付き合いはまだまだ短いけど、悪い人じゃないし、そこら辺の連中より大事にしたいからね。
「もちろん、リューリを利用するのも許さないよ?」
威圧を込めて睨むようにギルマスを見れば、リューリは私を止めようとするが、主人で同じ異世界転生仲間なんだ。守れるなら守ってやるさ。
「っ……わ、わかってる。もちろん、冒険者ギルドとしてもその事を合わせて周りに周知させる。お前らに変なちょっかいをかけんじゃねぇってな」
へぇー……わかってんじゃん。
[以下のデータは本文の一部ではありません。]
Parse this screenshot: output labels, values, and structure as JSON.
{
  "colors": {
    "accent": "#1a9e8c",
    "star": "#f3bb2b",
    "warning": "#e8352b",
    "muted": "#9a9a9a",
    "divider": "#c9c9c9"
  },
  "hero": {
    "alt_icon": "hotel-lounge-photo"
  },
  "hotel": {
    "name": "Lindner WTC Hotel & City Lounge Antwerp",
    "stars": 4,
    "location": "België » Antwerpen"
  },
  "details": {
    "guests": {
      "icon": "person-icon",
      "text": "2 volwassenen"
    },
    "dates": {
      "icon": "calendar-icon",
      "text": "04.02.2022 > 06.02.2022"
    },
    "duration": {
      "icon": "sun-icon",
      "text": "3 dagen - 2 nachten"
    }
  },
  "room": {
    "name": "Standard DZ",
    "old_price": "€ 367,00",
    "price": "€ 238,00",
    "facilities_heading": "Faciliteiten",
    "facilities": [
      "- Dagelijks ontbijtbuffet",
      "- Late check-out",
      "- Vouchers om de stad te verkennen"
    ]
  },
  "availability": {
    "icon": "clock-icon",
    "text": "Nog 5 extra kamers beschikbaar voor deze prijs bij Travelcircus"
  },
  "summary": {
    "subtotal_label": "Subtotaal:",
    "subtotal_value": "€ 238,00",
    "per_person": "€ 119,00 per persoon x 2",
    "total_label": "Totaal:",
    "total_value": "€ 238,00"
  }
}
てか、さすが、ギルマス。このくらいの威圧なんてあっさり乗り越えたか。
「ククッ……。 なら、その依頼とやらを受けてやるさね」
「そうか、そうか! よし! なら、ちょうどいいのを見繕っておく。しばらく時間くれ」
「仕方ないねぇ……」
話は終わりだとばかりに私はヘレンちゃんの膝の上に乗って丸まった。
「アリア、可愛い!」
ヘレンちゃんや、ここはせめてかっこいいって言って欲しかったよ……。とは思ったものの、本人に言えるはずも無く心の中で泣いた。
「はぁ……。なに、のんびりしてるの? 掲示板の依頼を見に行くよ」
「それもそうね! お兄ちゃん、私も行っていい?」
「ヘレンも? でも、危ないかもだよ?」
「アリアともっと一緒に居たいし、邪魔しないから!」
「……仕方ないなぁ」
「おう、そうしてこい。 小遣い稼ぎには丁度いいだろ」
ギルマスは兄妹の会話を聞いて私に頼む依頼を吟味する為の書類から顔を上げて、笑いながらもチラリと私を見てその視線の意味を知り小さく頷き返すと、膝から降りて扉の前へと向かった。
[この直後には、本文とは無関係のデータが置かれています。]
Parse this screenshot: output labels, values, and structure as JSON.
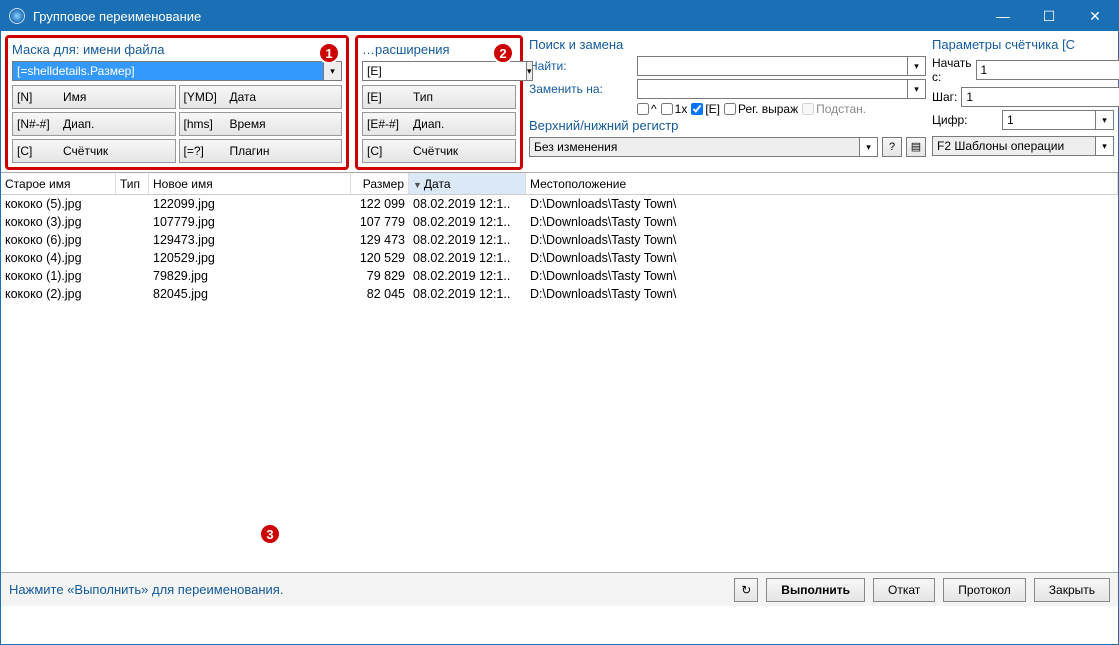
{
  "window": {
    "title": "Групповое переименование"
  },
  "name_mask": {
    "header": "Маска для: имени файла",
    "value": "[=shelldetails.Размер]",
    "buttons": [
      {
        "code": "[N]",
        "label": "Имя"
      },
      {
        "code": "[YMD]",
        "label": "Дата"
      },
      {
        "code": "[N#-#]",
        "label": "Диап."
      },
      {
        "code": "[hms]",
        "label": "Время"
      },
      {
        "code": "[C]",
        "label": "Счётчик"
      },
      {
        "code": "[=?]",
        "label": "Плагин"
      }
    ]
  },
  "ext_mask": {
    "header": "…расширения",
    "value": "[E]",
    "buttons": [
      {
        "code": "[E]",
        "label": "Тип"
      },
      {
        "code": "[E#-#]",
        "label": "Диап."
      },
      {
        "code": "[C]",
        "label": "Счётчик"
      }
    ]
  },
  "find_replace": {
    "header": "Поиск и замена",
    "find_label": "Найти:",
    "replace_label": "Заменить на:",
    "find_value": "",
    "replace_value": "",
    "chk_caret": "^",
    "chk_1x": "1x",
    "chk_E": "[E]",
    "chk_regex": "Рег. выраж",
    "chk_subst": "Подстан.",
    "case_header": "Верхний/нижний регистр",
    "case_value": "Без изменения"
  },
  "counter": {
    "header": "Параметры счётчика [C",
    "start_label": "Начать с:",
    "start_value": "1",
    "step_label": "Шаг:",
    "step_value": "1",
    "digits_label": "Цифр:",
    "digits_value": "1",
    "template_label": "F2 Шаблоны операции"
  },
  "list": {
    "columns": {
      "old": "Старое имя",
      "type": "Тип",
      "new": "Новое имя",
      "size": "Размер",
      "date": "Дата",
      "loc": "Местоположение"
    },
    "rows": [
      {
        "old": "кококо (5).jpg",
        "type": "",
        "new": "122099.jpg",
        "size": "122 099",
        "date": "08.02.2019 12:1..",
        "loc": "D:\\Downloads\\Tasty Town\\"
      },
      {
        "old": "кококо (3).jpg",
        "type": "",
        "new": "107779.jpg",
        "size": "107 779",
        "date": "08.02.2019 12:1..",
        "loc": "D:\\Downloads\\Tasty Town\\"
      },
      {
        "old": "кококо (6).jpg",
        "type": "",
        "new": "129473.jpg",
        "size": "129 473",
        "date": "08.02.2019 12:1..",
        "loc": "D:\\Downloads\\Tasty Town\\"
      },
      {
        "old": "кококо (4).jpg",
        "type": "",
        "new": "120529.jpg",
        "size": "120 529",
        "date": "08.02.2019 12:1..",
        "loc": "D:\\Downloads\\Tasty Town\\"
      },
      {
        "old": "кококо (1).jpg",
        "type": "",
        "new": "79829.jpg",
        "size": "79 829",
        "date": "08.02.2019 12:1..",
        "loc": "D:\\Downloads\\Tasty Town\\"
      },
      {
        "old": "кококо (2).jpg",
        "type": "",
        "new": "82045.jpg",
        "size": "82 045",
        "date": "08.02.2019 12:1..",
        "loc": "D:\\Downloads\\Tasty Town\\"
      }
    ]
  },
  "footer": {
    "hint": "Нажмите «Выполнить» для переименования.",
    "execute": "Выполнить",
    "undo": "Откат",
    "protocol": "Протокол",
    "close": "Закрыть"
  },
  "badges": {
    "b1": "1",
    "b2": "2",
    "b3": "3"
  }
}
…………冒険者上がりの貴族の子供なんて、安全な街とはいえ何が起こるか分からないから、もしもの時は守れって事でしょ?もちろん、守るさ。
「……ほら、行くならさっさとしな」
私に声をかけられると2人は慌てて傍にきて、ギルマスにそれぞれ挨拶をすると、下に降りて掲示板へと向かった。
♢♢♢
一方、兄妹とアリアの居なくなった部屋でギルマスはそれはもう深い息を吐くと、その身をソファに深く沈めた。
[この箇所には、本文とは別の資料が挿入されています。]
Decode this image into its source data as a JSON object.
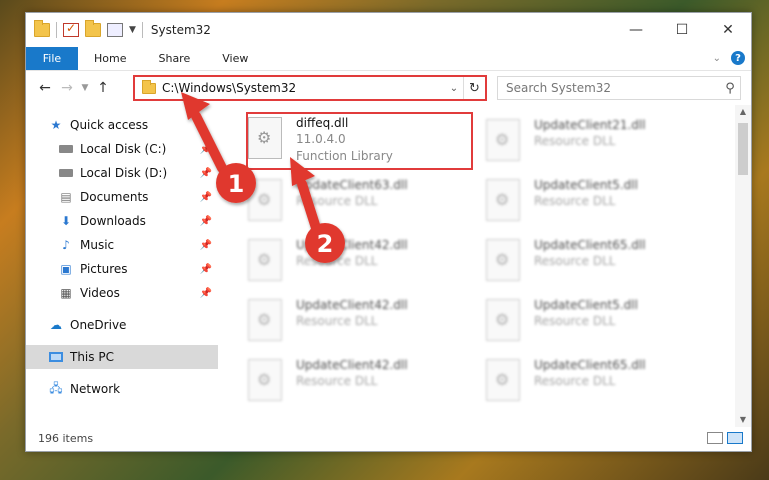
{
  "window": {
    "title": "System32",
    "controls": {
      "minimize": "—",
      "maximize": "☐",
      "close": "✕"
    }
  },
  "ribbon": {
    "file_label": "File",
    "tabs": [
      "Home",
      "Share",
      "View"
    ]
  },
  "navbar": {
    "address": "C:\\Windows\\System32",
    "search_placeholder": "Search System32"
  },
  "sidebar": {
    "items": [
      {
        "label": "Quick access",
        "icon": "star-icon",
        "level": 0
      },
      {
        "label": "Local Disk (C:)",
        "icon": "drive-icon",
        "level": 1,
        "pinned": true
      },
      {
        "label": "Local Disk (D:)",
        "icon": "drive-icon",
        "level": 1,
        "pinned": true
      },
      {
        "label": "Documents",
        "icon": "documents-icon",
        "level": 1,
        "pinned": true
      },
      {
        "label": "Downloads",
        "icon": "downloads-icon",
        "level": 1,
        "pinned": true
      },
      {
        "label": "Music",
        "icon": "music-icon",
        "level": 1,
        "pinned": true
      },
      {
        "label": "Pictures",
        "icon": "pictures-icon",
        "level": 1,
        "pinned": true
      },
      {
        "label": "Videos",
        "icon": "videos-icon",
        "level": 1,
        "pinned": true
      },
      {
        "label": "OneDrive",
        "icon": "cloud-icon",
        "level": 0
      },
      {
        "label": "This PC",
        "icon": "computer-icon",
        "level": 0,
        "selected": true
      },
      {
        "label": "Network",
        "icon": "network-icon",
        "level": 0
      }
    ]
  },
  "files": [
    {
      "name": "diffeq.dll",
      "line2": "11.0.4.0",
      "line3": "Function Library"
    },
    {
      "name": "UpdateClient21.dll",
      "line2": "Resource DLL"
    },
    {
      "name": "UpdateClient63.dll",
      "line2": "Resource DLL"
    },
    {
      "name": "UpdateClient5.dll",
      "line2": "Resource DLL"
    },
    {
      "name": "UpdateClient42.dll",
      "line2": "Resource DLL"
    },
    {
      "name": "UpdateClient65.dll",
      "line2": "Resource DLL"
    },
    {
      "name": "UpdateClient42.dll",
      "line2": "Resource DLL"
    },
    {
      "name": "UpdateClient5.dll",
      "line2": "Resource DLL"
    },
    {
      "name": "UpdateClient42.dll",
      "line2": "Resource DLL"
    },
    {
      "name": "UpdateClient65.dll",
      "line2": "Resource DLL"
    }
  ],
  "status": {
    "item_count": "196 items"
  },
  "annotations": {
    "badge1": "1",
    "badge2": "2"
  },
  "colors": {
    "accent": "#1979ca",
    "highlight": "#e13b3b"
  }
}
「なんつー殺気だよ。しかも、ピンポイントで俺にだけ放って来やがった。久々に肝を冷やしたぜ」
あれが、フェアリアルキャットか……。昔見た時は、魔物を狩ってるのをチラッと見ただけだが、あの時だけでもその魔法の威力に度肝を抜かされたってのに、それが従魔ねぇー……。
「リカルドの奴のガキはとんでもねぇな……」
そう呟く彼の名はゲリオス。あのリューリの父、リカルドと母、イリスと共にパーティを組みSランク冒険者として活躍した過去を持っていたのだった。